La fake news su CR7 e la maglia. La solita gogna mediatica

di Susanna Gatto |

cristiano ronaldo

Al termine della partita Juventus-Genoa vinta dai padroni di casa col risultato di 3-1 è accaduto qualcosa di particolarmente strano: Cristiano Ronaldo ha lanciato la sua maglia al raccattapalle a bordo campo. Cosa c’è di insolito in quest’episodio?
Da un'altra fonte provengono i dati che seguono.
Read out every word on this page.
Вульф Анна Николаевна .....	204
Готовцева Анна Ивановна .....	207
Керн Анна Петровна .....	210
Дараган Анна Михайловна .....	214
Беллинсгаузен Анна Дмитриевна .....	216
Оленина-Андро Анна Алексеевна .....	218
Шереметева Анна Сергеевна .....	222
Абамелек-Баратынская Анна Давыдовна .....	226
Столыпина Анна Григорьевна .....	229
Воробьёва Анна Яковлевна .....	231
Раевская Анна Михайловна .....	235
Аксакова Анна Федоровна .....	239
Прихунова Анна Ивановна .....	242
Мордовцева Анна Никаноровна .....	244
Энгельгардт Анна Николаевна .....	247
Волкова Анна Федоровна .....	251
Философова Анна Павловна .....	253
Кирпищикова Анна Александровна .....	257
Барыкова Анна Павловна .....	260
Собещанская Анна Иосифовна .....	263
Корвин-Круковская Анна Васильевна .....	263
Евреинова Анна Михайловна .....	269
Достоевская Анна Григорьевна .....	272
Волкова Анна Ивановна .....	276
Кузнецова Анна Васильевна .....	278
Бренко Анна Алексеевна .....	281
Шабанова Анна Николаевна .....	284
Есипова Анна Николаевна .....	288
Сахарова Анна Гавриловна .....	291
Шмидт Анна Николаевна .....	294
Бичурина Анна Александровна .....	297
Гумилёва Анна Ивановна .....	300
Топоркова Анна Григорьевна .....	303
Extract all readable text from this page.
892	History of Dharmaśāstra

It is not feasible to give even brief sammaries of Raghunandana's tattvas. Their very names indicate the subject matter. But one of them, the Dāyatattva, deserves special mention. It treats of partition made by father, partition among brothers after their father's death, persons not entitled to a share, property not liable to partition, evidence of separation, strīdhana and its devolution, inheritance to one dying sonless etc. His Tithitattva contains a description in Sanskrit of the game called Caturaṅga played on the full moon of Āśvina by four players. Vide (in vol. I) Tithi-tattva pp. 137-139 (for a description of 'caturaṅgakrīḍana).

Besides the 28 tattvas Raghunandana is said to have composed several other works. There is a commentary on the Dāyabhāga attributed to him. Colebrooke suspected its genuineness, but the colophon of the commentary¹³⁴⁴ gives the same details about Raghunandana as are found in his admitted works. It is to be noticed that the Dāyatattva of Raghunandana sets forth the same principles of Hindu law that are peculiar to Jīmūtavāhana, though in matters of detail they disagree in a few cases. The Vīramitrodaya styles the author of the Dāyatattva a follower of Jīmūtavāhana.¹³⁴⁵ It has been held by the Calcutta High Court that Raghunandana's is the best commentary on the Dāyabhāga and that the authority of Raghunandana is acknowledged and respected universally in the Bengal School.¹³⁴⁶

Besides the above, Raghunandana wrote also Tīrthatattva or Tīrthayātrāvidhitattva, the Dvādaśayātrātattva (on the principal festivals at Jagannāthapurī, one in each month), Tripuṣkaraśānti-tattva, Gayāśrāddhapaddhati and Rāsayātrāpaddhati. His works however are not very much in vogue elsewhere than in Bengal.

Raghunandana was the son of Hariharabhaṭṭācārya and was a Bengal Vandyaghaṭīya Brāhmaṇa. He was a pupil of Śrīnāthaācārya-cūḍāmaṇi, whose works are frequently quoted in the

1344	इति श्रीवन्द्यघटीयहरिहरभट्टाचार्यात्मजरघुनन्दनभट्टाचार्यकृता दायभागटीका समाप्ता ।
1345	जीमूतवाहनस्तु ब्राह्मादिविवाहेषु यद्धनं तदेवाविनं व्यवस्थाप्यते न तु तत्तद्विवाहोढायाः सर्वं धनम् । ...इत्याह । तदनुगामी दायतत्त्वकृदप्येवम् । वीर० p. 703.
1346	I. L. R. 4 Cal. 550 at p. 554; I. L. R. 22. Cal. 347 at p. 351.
Apparentemente nulla se vivessimo in un Paese in cui l’informazione venisse verificata a dovere prima di essere divulgata. Tutto ciò che ha scaturito l’episodio del “lancio della maglia” nel mondo dei media ha invece dell’assurdo, e così da ieri Cristiano Ronaldo è in tendenza sui social grazie alle false informazioni divulgate dalle maggiori testate giornalistiche sportive, le quali hanno riportato che il Portoghese, preso dalla rabbia per non aver fatto gol durante la partita, abbia gettato per terra dopo il triplice fischio la maglia della Juventus per poi addirittura calpestarla.

La notizia fortunatamente è stata smentita circa trenta minuti dopo da chi era presente allo stadio, in primis da Romeo Agresti, il quale con le sue parole ha confermato anche oggi a Casa Juventibus quanto accaduto:«io ero allo stadio durante la partita e non ho notato alcun gesto strano da parte di Cristiano, ma guardando i social ho constatato che qualcosa non quadrasse, ho quindi contattato persone presenti a bordo campo e hanno confermato quello che ho visto coi miei occhi, ovvero che CR7 non ha mai buttato o calpestato la maglia della Juventus ma l’ha lanciata in maniera energica al raccattapalle, scena che oltretutto ho ripreso casualmente sui miei profili social». Anche Fabiana Della Valle della Gazzetta Dello Sport ha poi confermato le parole di Agresti, affermando però che innegabilmente Ronaldo sia uscito dal campo arrabbiato con se stesso e coi compagni. È lo stesso Andrea Pirlo a confermare poi ai microfoni nel post gara che il Portoghese non era affatto soddisfatto della sua prestazione per non aver segnato.

Ciò che è assurdo è che ci si meravigli ancora nel vedere Ronaldo arrabbiarsi per una prestazione o per un risultato negativo, atteggiamento che ha caratterizzato tutta la carriera di Cristiano, rendendolo uno dei calciatori più vincenti e determinanti della storia del calcio mondiale. In un’annata in cui la Juventus sembra essere stata spesso carente soprattutto sul piano motivazionale viene messo alla gogna (mediatica) il calciatore che mostra la propria rabbia e insoddisfazione a fine partita. E allora, per affrontare al meglio le prossime gare e concludere la stagione nel migliore dei modi, la rabbia e la voglia di dare il massimo non dovranno mancare, già domenica la Juventus è tenuta a sostenere una delle gare più ostiche e decisive del campionato contro l’Atalanta.